You can still pass this data to statsmodels’ model classes, but you will get the following warning, that no frequency data was found:

[28]:
mod = sm.tsa.SARIMAX(endog4)
res = mod.fit()
/home/travis/build/statsmodels/statsmodels/statsmodels/tsa/base/tsa_model.py:218: ValueWarning: A date index has been provided, but it has no associated frequency information and so will be ignored when e.g. forecasting.
  ' ignored when e.g. forecasting.', ValueWarning)
/home/travis/build/statsmodels/statsmodels/statsmodels/tsa/base/tsa_model.py:218: ValueWarning: A date index has been provided, but it has no associated frequency information and so will be ignored when e.g. forecasting.
  ' ignored when e.g. forecasting.', ValueWarning)

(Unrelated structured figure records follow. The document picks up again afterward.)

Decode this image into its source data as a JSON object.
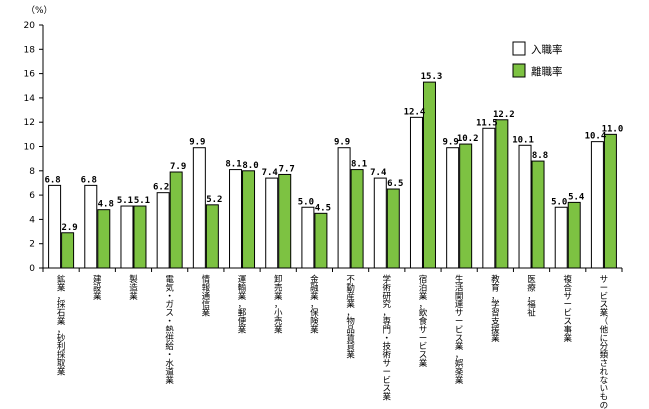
{
  "chart_data": {
    "type": "bar",
    "unit_label": "（%）",
    "ylim": [
      0,
      20
    ],
    "yticks": [
      "0",
      "2",
      "4",
      "6",
      "8",
      "10",
      "12",
      "14",
      "16",
      "18",
      "20"
    ],
    "categories": [
      "鉱業，採石業，砂利採取業",
      "建設業",
      "製造業",
      "電気・ガス・熱供給・水道業",
      "情報通信業",
      "運輸業，郵便業",
      "卸売業，小売業",
      "金融業，保険業",
      "不動産業，物品賃貸業",
      "学術研究，専門・技術サービス業",
      "宿泊業，飲食サービス業",
      "生活関連サービス業，娯楽業",
      "教育，学習支援業",
      "医療，福祉",
      "複合サービス事業",
      "サービス業（他に分類されないもの）"
    ],
    "series": [
      {
        "name": "入職率",
        "color": "#ffffff",
        "values": [
          6.8,
          6.8,
          5.1,
          6.2,
          9.9,
          8.1,
          7.4,
          5.0,
          9.9,
          7.4,
          12.4,
          9.9,
          11.5,
          10.1,
          5.0,
          10.4
        ],
        "labels": [
          "6.8",
          "6.8",
          "5.1",
          "6.2",
          "9.9",
          "8.1",
          "7.4",
          "5.0",
          "9.9",
          "7.4",
          "12.4",
          "9.9",
          "11.5",
          "10.1",
          "5.0",
          "10.4"
        ]
      },
      {
        "name": "離職率",
        "color": "#7dc242",
        "values": [
          2.9,
          4.8,
          5.1,
          7.9,
          5.2,
          8.0,
          7.7,
          4.5,
          8.1,
          6.5,
          15.3,
          10.2,
          12.2,
          8.8,
          5.4,
          11.0
        ],
        "labels": [
          "2.9",
          "4.8",
          "5.1",
          "7.9",
          "5.2",
          "8.0",
          "7.7",
          "4.5",
          "8.1",
          "6.5",
          "15.3",
          "10.2",
          "12.2",
          "8.8",
          "5.4",
          "11.0"
        ]
      }
    ],
    "legend_position": "top-right",
    "grid": false
  }
}
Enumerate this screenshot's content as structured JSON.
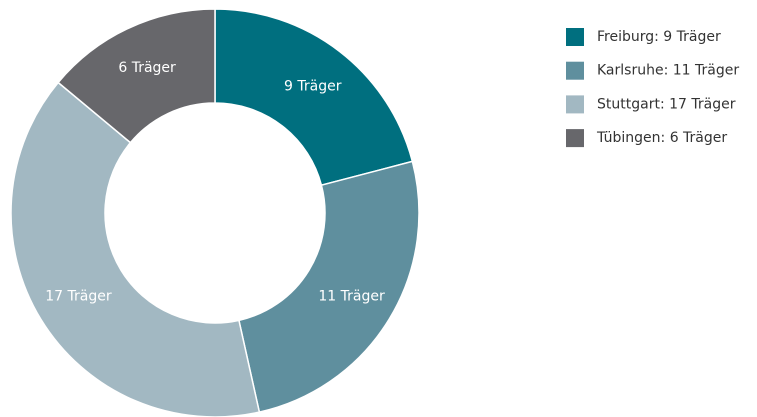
{
  "chart_data": {
    "type": "donut",
    "categories": [
      "Freiburg: 9 Träger",
      "Karlsruhe: 11 Träger",
      "Stuttgart: 17 Träger",
      "Tübingen: 6 Träger"
    ],
    "values": [
      9,
      11,
      17,
      6
    ],
    "value_labels": [
      "9 Träger",
      "11 Träger",
      "17 Träger",
      "6 Träger"
    ],
    "colors": [
      "#006f7f",
      "#5f8f9e",
      "#a2b8c2",
      "#67676b"
    ],
    "legend": "top-right"
  }
}
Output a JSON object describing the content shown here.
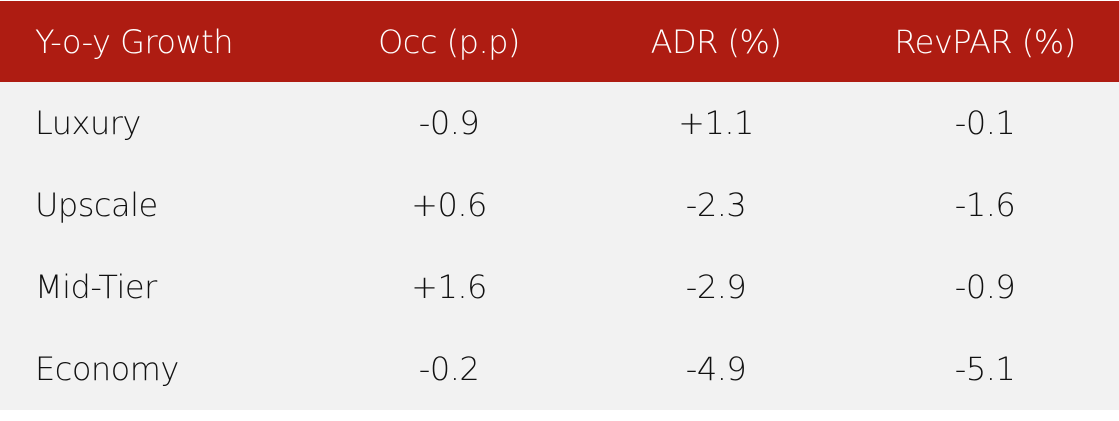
{
  "header": [
    "Y-o-y Growth",
    "Occ (p.p)",
    "ADR (%)",
    "RevPAR (%)"
  ],
  "rows": [
    [
      "Luxury",
      "-0.9",
      "+1.1",
      "-0.1"
    ],
    [
      "Upscale",
      "+0.6",
      "-2.3",
      "-1.6"
    ],
    [
      "Mid-Tier",
      "+1.6",
      "-2.9",
      "-0.9"
    ],
    [
      "Economy",
      "-0.2",
      "-4.9",
      "-5.1"
    ]
  ],
  "colors": {
    "header_bg": "#AE1C12",
    "body_bg": "#F2F2F2"
  }
}
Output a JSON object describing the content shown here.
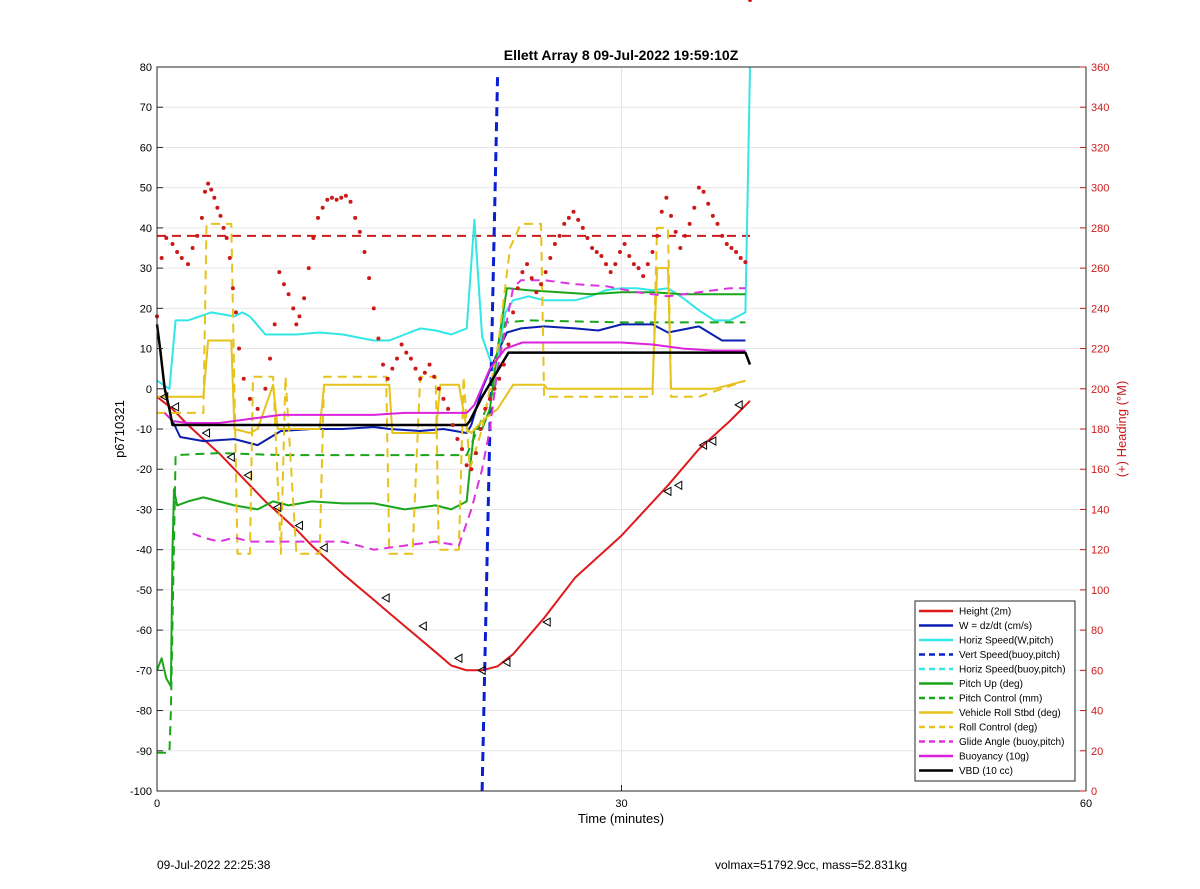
{
  "chart_data": {
    "type": "line",
    "title": "Ellett Array 8 09-Jul-2022 19:59:10Z",
    "xlabel": "Time (minutes)",
    "ylabel": "p6710321",
    "y2label": "(+) Heading (°M)",
    "xlim": [
      0,
      60
    ],
    "ylim": [
      -100,
      80
    ],
    "y2lim": [
      0,
      360
    ],
    "xticks": [
      "0",
      "30",
      "60"
    ],
    "yticks": [
      "-100",
      "-90",
      "-80",
      "-70",
      "-60",
      "-50",
      "-40",
      "-30",
      "-20",
      "-10",
      "0",
      "10",
      "20",
      "30",
      "40",
      "50",
      "60",
      "70",
      "80"
    ],
    "y2ticks": [
      "0",
      "20",
      "40",
      "60",
      "80",
      "100",
      "120",
      "140",
      "160",
      "180",
      "200",
      "220",
      "240",
      "260",
      "280",
      "300",
      "320",
      "340",
      "360"
    ],
    "grid": true,
    "legend_position": "bottom-right",
    "colors": {
      "height": "#e0191c",
      "w": "#0a1fb0",
      "horiz": "#33e6e6",
      "vert_buoy": "#0a1fd0",
      "pitch": "#1aa61a",
      "roll": "#e6c21a",
      "glide": "#dd33dd",
      "buoyancy": "#dd22dd",
      "vbd": "#000000",
      "heading": "#cc1a1a"
    },
    "series": [
      {
        "name": "Height (2m)",
        "color": "#e0191c",
        "dash": false,
        "width": 2,
        "x": [
          0,
          1,
          2,
          3,
          4,
          5,
          6,
          7,
          8,
          9,
          10,
          12,
          14,
          16,
          18,
          19,
          20,
          21,
          22,
          23,
          25,
          27,
          30,
          33,
          35,
          37,
          38.3
        ],
        "y": [
          -2,
          -5,
          -9,
          -12.5,
          -16,
          -20,
          -24,
          -28,
          -31.5,
          -35,
          -39,
          -46,
          -52.5,
          -59,
          -65.5,
          -68.8,
          -70,
          -70,
          -69,
          -66,
          -57,
          -47,
          -36.5,
          -24,
          -15,
          -8,
          -3
        ]
      },
      {
        "name": "W = dz/dt (cm/s)",
        "color": "#0a1fb0",
        "dash": false,
        "width": 2,
        "x": [
          1,
          1.5,
          3,
          5,
          6.5,
          8,
          10,
          12,
          14,
          15,
          17,
          18.5,
          20,
          20.3,
          21,
          22,
          22.6,
          23.5,
          25,
          27,
          28.5,
          30,
          32,
          33,
          35,
          36.5,
          38
        ],
        "y": [
          -8,
          -12,
          -13,
          -12.5,
          -14,
          -10.5,
          -10,
          -10,
          -9.5,
          -10,
          -10.5,
          -10,
          -11,
          -9,
          0,
          9,
          14,
          15,
          15.5,
          15,
          14.5,
          16,
          16,
          14,
          15.5,
          12,
          12
        ]
      },
      {
        "name": "Horiz Speed(W,pitch)",
        "color": "#33e6e6",
        "dash": false,
        "width": 2,
        "x": [
          0,
          0.8,
          1.2,
          2,
          3.5,
          5,
          5.5,
          6,
          7,
          9,
          10.5,
          12,
          14,
          15,
          16,
          17,
          18,
          19,
          20,
          20.5,
          21,
          21.8,
          22.5,
          23,
          24,
          25,
          27,
          28,
          29,
          30,
          31,
          32,
          33,
          34,
          35,
          36,
          37,
          38,
          38.2,
          38.3
        ],
        "y": [
          2,
          0,
          17,
          17,
          19,
          18,
          19,
          18,
          13.5,
          13.5,
          14,
          13.5,
          12,
          12,
          13.5,
          15,
          14.5,
          13.5,
          15,
          42,
          13,
          4,
          19,
          22,
          23,
          22,
          22,
          23,
          24.5,
          25,
          25,
          24.5,
          25,
          22.5,
          19.5,
          17,
          17,
          19,
          60,
          80
        ]
      },
      {
        "name": "Vert Speed(buoy,pitch)",
        "color": "#0a1fd0",
        "dash": true,
        "width": 3,
        "x": [
          21,
          21.5,
          22
        ],
        "y": [
          -100,
          -10,
          78
        ]
      },
      {
        "name": "Horiz Speed(buoy,pitch)",
        "color": "#33e6e6",
        "dash": true,
        "width": 2,
        "x": [],
        "y": []
      },
      {
        "name": "Pitch Up (deg)",
        "color": "#1aa61a",
        "dash": false,
        "width": 2,
        "x": [
          0,
          0.3,
          0.6,
          0.9,
          1,
          1.1,
          1.3,
          2,
          3,
          5,
          6.5,
          7.5,
          8.5,
          10,
          12,
          14,
          16,
          18,
          19,
          20,
          20.2,
          20.5,
          21,
          21.5,
          22,
          22.6,
          24,
          26,
          28,
          30,
          32,
          34,
          36,
          38
        ],
        "y": [
          -70,
          -67,
          -72,
          -74,
          -40,
          -25,
          -29,
          -28,
          -27,
          -29,
          -30,
          -28,
          -29,
          -28,
          -28.5,
          -28.5,
          -30,
          -29,
          -30,
          -28,
          -20,
          -10,
          -10,
          -5,
          10,
          25,
          24.5,
          24,
          23.5,
          24,
          24,
          23.5,
          23.5,
          23.5
        ]
      },
      {
        "name": "Pitch Control (mm)",
        "color": "#1aa61a",
        "dash": true,
        "width": 2,
        "x": [
          0,
          0.8,
          0.9,
          1.2,
          4,
          8,
          12,
          16,
          20,
          20.5,
          21.8,
          22.5,
          24,
          30,
          38
        ],
        "y": [
          -90.5,
          -90.5,
          -80,
          -16.5,
          -16,
          -16.5,
          -16.5,
          -16.5,
          -16.5,
          -12,
          0,
          16.5,
          17,
          16.5,
          16.5
        ]
      },
      {
        "name": "Vehicle Roll Stbd (deg)",
        "color": "#e6c21a",
        "dash": false,
        "width": 2,
        "x": [
          0,
          1,
          2,
          3,
          3.3,
          4.8,
          5,
          6,
          6.5,
          7.5,
          7.8,
          8.5,
          10.5,
          10.8,
          12,
          13.5,
          15,
          15.2,
          16,
          17,
          18,
          18.3,
          19.5,
          20,
          20.3,
          21,
          22,
          23,
          24.5,
          25,
          25.2,
          27,
          30,
          32,
          32.3,
          33,
          33.2,
          36,
          38
        ],
        "y": [
          -2,
          -2,
          -2,
          -2,
          12,
          12,
          -10,
          -11,
          -10,
          1,
          -10,
          -10,
          -10,
          1,
          1,
          1,
          1,
          -11,
          -11,
          -11,
          -11,
          1,
          1,
          -10,
          -11,
          -8,
          -5,
          1,
          1,
          1,
          0,
          0,
          0,
          0,
          30,
          30,
          0,
          0,
          2
        ]
      },
      {
        "name": "Roll Control (deg)",
        "color": "#e6c21a",
        "dash": true,
        "width": 2,
        "x": [
          0,
          1,
          2,
          3,
          3.2,
          4.8,
          5.2,
          6,
          6.2,
          7.5,
          8,
          8.3,
          9,
          10.5,
          10.8,
          12,
          14.8,
          15,
          16.5,
          17,
          18,
          18.2,
          19.5,
          19.8,
          20.2,
          21,
          22,
          22.8,
          23.5,
          24.8,
          25,
          26,
          30,
          32,
          32.3,
          33,
          33.2,
          35,
          38
        ],
        "y": [
          -6,
          -6,
          -6,
          -6,
          41,
          41,
          -41,
          -41,
          3,
          3,
          -41,
          3,
          -41,
          -41,
          3,
          3,
          3,
          -41,
          -41,
          3,
          3,
          -40,
          -40,
          3,
          -20,
          -10,
          10,
          35,
          41,
          41,
          -2,
          -2,
          -2,
          -2,
          40,
          40,
          -2,
          -2,
          2
        ]
      },
      {
        "name": "Glide Angle (buoy,pitch)",
        "color": "#dd33dd",
        "dash": true,
        "width": 2,
        "x": [
          2.3,
          3,
          4,
          5,
          6,
          8,
          10,
          12,
          14,
          16,
          18,
          19.5,
          20.3,
          21,
          21.5,
          22,
          22.5,
          23,
          23.5,
          25,
          27,
          29,
          31,
          33,
          35,
          37,
          38
        ],
        "y": [
          -36,
          -37,
          -38,
          -37,
          -38,
          -38,
          -38,
          -38,
          -40,
          -39,
          -38,
          -39,
          -30,
          -20,
          -10,
          5,
          15,
          25,
          27,
          27,
          26,
          25.5,
          24,
          23,
          24,
          25,
          25
        ]
      },
      {
        "name": "Buoyancy (10g)",
        "color": "#dd22dd",
        "dash": false,
        "width": 2,
        "x": [
          0.5,
          1,
          2,
          3,
          4,
          5,
          6,
          7,
          8,
          10,
          12,
          14,
          16,
          18,
          19,
          20,
          20.5,
          21.5,
          22.5,
          23.6,
          25,
          30,
          32,
          34,
          36,
          38
        ],
        "y": [
          -6,
          -8,
          -8.5,
          -8.5,
          -8.5,
          -8,
          -7.5,
          -7,
          -6.5,
          -6.5,
          -6.5,
          -6.5,
          -6,
          -6,
          -6,
          -6,
          -4,
          5,
          10,
          11.5,
          11.5,
          11.5,
          11,
          10,
          9.5,
          9.5
        ]
      },
      {
        "name": "VBD (10 cc)",
        "color": "#000000",
        "dash": false,
        "width": 2.5,
        "x": [
          0,
          0.2,
          0.5,
          0.8,
          1,
          1.5,
          2,
          4,
          8,
          12,
          16,
          20,
          20.2,
          21,
          22.7,
          25,
          30,
          35,
          38,
          38.3
        ],
        "y": [
          16,
          10,
          0,
          -5,
          -9,
          -9,
          -9,
          -9,
          -9,
          -9,
          -9,
          -9,
          -8,
          -2,
          9,
          9,
          9,
          9,
          9,
          6
        ]
      }
    ],
    "reference_lines": [
      {
        "color": "#cc1a1a",
        "dash": true,
        "y2": 276
      }
    ],
    "heading_points": {
      "color": "#cc1a1a",
      "x": [
        0,
        0.3,
        0.6,
        1,
        1.3,
        1.6,
        2,
        2.3,
        2.6,
        2.9,
        3.1,
        3.3,
        3.5,
        3.7,
        3.9,
        4.1,
        4.3,
        4.5,
        4.7,
        4.9,
        5.1,
        5.3,
        5.6,
        6,
        6.5,
        7,
        7.3,
        7.6,
        7.9,
        8.2,
        8.5,
        8.8,
        9,
        9.2,
        9.5,
        9.8,
        10.1,
        10.4,
        10.7,
        11,
        11.3,
        11.6,
        11.9,
        12.2,
        12.5,
        12.8,
        13.1,
        13.4,
        13.7,
        14,
        14.3,
        14.6,
        14.9,
        15.2,
        15.5,
        15.8,
        16.1,
        16.4,
        16.7,
        17,
        17.3,
        17.6,
        17.9,
        18.2,
        18.5,
        18.8,
        19.1,
        19.4,
        19.7,
        20,
        20.3,
        20.6,
        20.9,
        21.2,
        21.5,
        21.8,
        22.1,
        22.4,
        22.7,
        23,
        23.3,
        23.6,
        23.9,
        24.2,
        24.5,
        24.8,
        25.1,
        25.4,
        25.7,
        26,
        26.3,
        26.6,
        26.9,
        27.2,
        27.5,
        27.8,
        28.1,
        28.4,
        28.7,
        29,
        29.3,
        29.6,
        29.9,
        30.2,
        30.5,
        30.8,
        31.1,
        31.4,
        31.7,
        32,
        32.3,
        32.6,
        32.9,
        33.2,
        33.5,
        33.8,
        34.1,
        34.4,
        34.7,
        35,
        35.3,
        35.6,
        35.9,
        36.2,
        36.5,
        36.8,
        37.1,
        37.4,
        37.7,
        38,
        38.3
      ],
      "y2": [
        236,
        265,
        275,
        272,
        268,
        265,
        262,
        270,
        276,
        285,
        298,
        302,
        299,
        295,
        290,
        286,
        280,
        275,
        265,
        250,
        238,
        220,
        205,
        195,
        190,
        200,
        215,
        232,
        258,
        252,
        247,
        240,
        232,
        236,
        245,
        260,
        275,
        285,
        290,
        294,
        295,
        294,
        295,
        296,
        293,
        285,
        278,
        268,
        255,
        240,
        225,
        212,
        205,
        210,
        215,
        222,
        218,
        215,
        210,
        205,
        208,
        212,
        206,
        200,
        195,
        190,
        182,
        175,
        170,
        162,
        160,
        168,
        180,
        190,
        195,
        200,
        205,
        212,
        222,
        238,
        250,
        258,
        262,
        255,
        248,
        252,
        258,
        265,
        272,
        276,
        282,
        285,
        288,
        284,
        280,
        275,
        270,
        268,
        266,
        262,
        258,
        262,
        268,
        272,
        266,
        262,
        260,
        256,
        262,
        268,
        276,
        288,
        295,
        286,
        278,
        270,
        276,
        282,
        290,
        300,
        298,
        292,
        286,
        282,
        276,
        272,
        270,
        268,
        265,
        263
      ]
    },
    "direction_markers": {
      "color": "#000000",
      "x": [
        0.5,
        1.2,
        3.2,
        4.8,
        5.9,
        7.8,
        9.2,
        10.8,
        14.8,
        17.2,
        19.5,
        21,
        22.6,
        25.2,
        33,
        33.7,
        35.3,
        35.9,
        37.6
      ],
      "y": [
        -2,
        -4.5,
        -11,
        -17,
        -21.5,
        -29.5,
        -34,
        -39.5,
        -52,
        -59,
        -67,
        -70,
        -68,
        -58,
        -25.5,
        -24,
        -14,
        -13,
        -4
      ]
    },
    "legend": [
      {
        "label": "Height (2m)",
        "color": "#e0191c",
        "dash": false
      },
      {
        "label": "W = dz/dt (cm/s)",
        "color": "#0a1fb0",
        "dash": false
      },
      {
        "label": "Horiz Speed(W,pitch)",
        "color": "#33e6e6",
        "dash": false
      },
      {
        "label": "Vert Speed(buoy,pitch)",
        "color": "#0a1fd0",
        "dash": true
      },
      {
        "label": "Horiz Speed(buoy,pitch)",
        "color": "#33e6e6",
        "dash": true
      },
      {
        "label": "Pitch Up (deg)",
        "color": "#1aa61a",
        "dash": false
      },
      {
        "label": "Pitch Control (mm)",
        "color": "#1aa61a",
        "dash": true
      },
      {
        "label": "Vehicle Roll Stbd (deg)",
        "color": "#e6c21a",
        "dash": false
      },
      {
        "label": "Roll Control (deg)",
        "color": "#e6c21a",
        "dash": true
      },
      {
        "label": "Glide Angle (buoy,pitch)",
        "color": "#dd33dd",
        "dash": true
      },
      {
        "label": "Buoyancy (10g)",
        "color": "#dd22dd",
        "dash": false
      },
      {
        "label": "VBD (10 cc)",
        "color": "#000000",
        "dash": false
      }
    ]
  },
  "footer": {
    "timestamp": "09-Jul-2022 22:25:38",
    "params": "volmax=51792.9cc, mass=52.831kg"
  }
}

What this means is that you cannot specify forecasting steps by dates, and the output of the forecast and get_forecast methods will not have associated dates. The reason is that without a given frequency, there is no way to determine what date each forecast should be assigned to. In the example above, there is no pattern to the date/time stamps of the index, so there is no way to determine what the next date/time should be (should it be in the morning of 2000-01-02? the afternoon? or maybe not until 2000-01-03?).

For example, if we forecast one-step-ahead:

[29]:
res.forecast(1)
/home/travis/build/statsmodels/statsmodels/statsmodels/tsa/base/tsa_model.py:583: ValueWarning: No supported index is available. Prediction results will be given with an integer index beginning at `start`.
  ValueWarning)
[29]:
4    0.011866
dtype: float64

The index associated with the new forecast is 4, because if the given data had an integer index, that would be the next value. A warning is given letting the user know that the index is not a date/time index.

If we try to specify the steps of the forecast using a date, we will get the following exception:

KeyError: 'The `end` argument could not be matched to a location related to the index of the data.'
[30]:
# Here we'll catch the exception to prevent printing too much of
# the exception trace output in this notebook
try:
    res.forecast('2000-01-03')
except KeyError as e:
    print(e)
'The `end` argument could not be matched to a location related to the index of the data.'

Ultimately there is nothing wrong with using data that does not have an associated date/time frequency, or even using data that has no index at all, like a Numpy array. However, if you can use a Pandas series with an associated frequency, you’ll have more options for specifying your forecasts and get back results with a more useful index.